Полиция она и есть полиция, во всем мире одинаковая. Но хлопот я им доставила, ибо не могла объяснить, куда еду – не знала адреса собственного сына. Сообщила лишь, что мне нужен микрорайон за железной дорогой около дороги на Махдию и рядом с кладбищем. Они подумали (план города висел на стене, но видимо представлял собой служебную тайну) и в конце концов отвезли меня на маленькую площадь (о ней рассказано в «Сокровищах») рядом с домом Янки и Доната. До моих детей оттуда рукой подать.
– Ну вот вам, извольте радоваться, не успела мама приехать, как ее уже доставляет полиция, – меланхолически констатировали дети.

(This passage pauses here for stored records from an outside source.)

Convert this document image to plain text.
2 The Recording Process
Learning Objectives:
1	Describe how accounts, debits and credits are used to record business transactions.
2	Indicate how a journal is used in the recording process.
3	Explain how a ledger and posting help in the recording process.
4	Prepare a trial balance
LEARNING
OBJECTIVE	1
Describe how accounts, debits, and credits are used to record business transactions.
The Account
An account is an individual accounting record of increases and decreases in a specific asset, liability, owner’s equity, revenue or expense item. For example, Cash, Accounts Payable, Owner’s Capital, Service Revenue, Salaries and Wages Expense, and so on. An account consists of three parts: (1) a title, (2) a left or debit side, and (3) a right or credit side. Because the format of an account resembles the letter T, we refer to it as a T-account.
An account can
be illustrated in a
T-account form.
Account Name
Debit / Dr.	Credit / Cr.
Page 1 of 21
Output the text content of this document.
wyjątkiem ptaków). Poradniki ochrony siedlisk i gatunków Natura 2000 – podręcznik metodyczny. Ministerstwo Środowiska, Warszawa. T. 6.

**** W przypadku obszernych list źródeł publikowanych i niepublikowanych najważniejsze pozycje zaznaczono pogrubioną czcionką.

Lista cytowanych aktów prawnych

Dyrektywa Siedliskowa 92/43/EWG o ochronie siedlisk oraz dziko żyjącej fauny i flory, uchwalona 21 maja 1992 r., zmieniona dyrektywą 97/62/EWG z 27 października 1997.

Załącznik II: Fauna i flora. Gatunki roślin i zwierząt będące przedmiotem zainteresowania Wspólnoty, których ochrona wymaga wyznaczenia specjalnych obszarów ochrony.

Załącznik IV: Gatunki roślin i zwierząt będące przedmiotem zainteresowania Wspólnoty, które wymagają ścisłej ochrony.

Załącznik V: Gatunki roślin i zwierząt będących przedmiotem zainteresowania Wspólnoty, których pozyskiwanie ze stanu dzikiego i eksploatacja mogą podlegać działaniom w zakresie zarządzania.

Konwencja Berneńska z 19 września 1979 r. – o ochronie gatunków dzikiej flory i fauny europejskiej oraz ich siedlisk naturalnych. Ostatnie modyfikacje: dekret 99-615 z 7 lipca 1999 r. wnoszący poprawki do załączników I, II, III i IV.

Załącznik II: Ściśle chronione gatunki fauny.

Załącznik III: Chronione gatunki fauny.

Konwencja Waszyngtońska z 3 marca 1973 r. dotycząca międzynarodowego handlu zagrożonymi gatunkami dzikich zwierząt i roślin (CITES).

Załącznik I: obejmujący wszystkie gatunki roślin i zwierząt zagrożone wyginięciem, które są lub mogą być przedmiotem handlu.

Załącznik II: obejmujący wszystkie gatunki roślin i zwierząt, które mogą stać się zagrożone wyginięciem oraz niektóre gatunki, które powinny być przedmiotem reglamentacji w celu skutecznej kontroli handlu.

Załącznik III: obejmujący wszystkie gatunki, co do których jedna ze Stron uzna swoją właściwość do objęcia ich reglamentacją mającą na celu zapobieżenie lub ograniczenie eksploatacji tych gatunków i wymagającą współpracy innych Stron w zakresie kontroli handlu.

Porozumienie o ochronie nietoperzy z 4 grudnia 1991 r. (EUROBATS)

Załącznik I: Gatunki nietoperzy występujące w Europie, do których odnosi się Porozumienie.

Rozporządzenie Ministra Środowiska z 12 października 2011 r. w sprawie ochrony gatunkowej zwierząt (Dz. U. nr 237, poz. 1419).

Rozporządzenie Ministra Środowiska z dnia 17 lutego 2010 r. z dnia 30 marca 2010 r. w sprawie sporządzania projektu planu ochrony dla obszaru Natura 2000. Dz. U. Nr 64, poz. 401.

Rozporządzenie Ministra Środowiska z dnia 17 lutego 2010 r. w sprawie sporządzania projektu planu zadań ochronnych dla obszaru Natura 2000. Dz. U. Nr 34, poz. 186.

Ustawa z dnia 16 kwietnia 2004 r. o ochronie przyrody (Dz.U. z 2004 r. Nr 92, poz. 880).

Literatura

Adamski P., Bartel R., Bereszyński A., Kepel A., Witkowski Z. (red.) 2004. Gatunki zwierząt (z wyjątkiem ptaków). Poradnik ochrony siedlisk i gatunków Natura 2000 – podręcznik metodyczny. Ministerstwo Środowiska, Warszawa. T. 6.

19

В следующий раз я сваляла дурака с прогулкой. Как мне втемяшилось в голову прогуливаться в Африке в самый полдень и по совершенно открытой местности, не понимаю до сих пор. При одном воспоминании меня охватывает ужас. Гулять к тому же я собралась с Каролиной, которая решительно протестовала. Но я завлекла ребенка хитростью, изобретя что-то в таком роде: «О, какая великолепная дыра, а в ней большая труба!» Какой ребенок устоит, конечно, ему захочется посмотреть большую трубу в дыре. Каролина перестала реветь и пошла.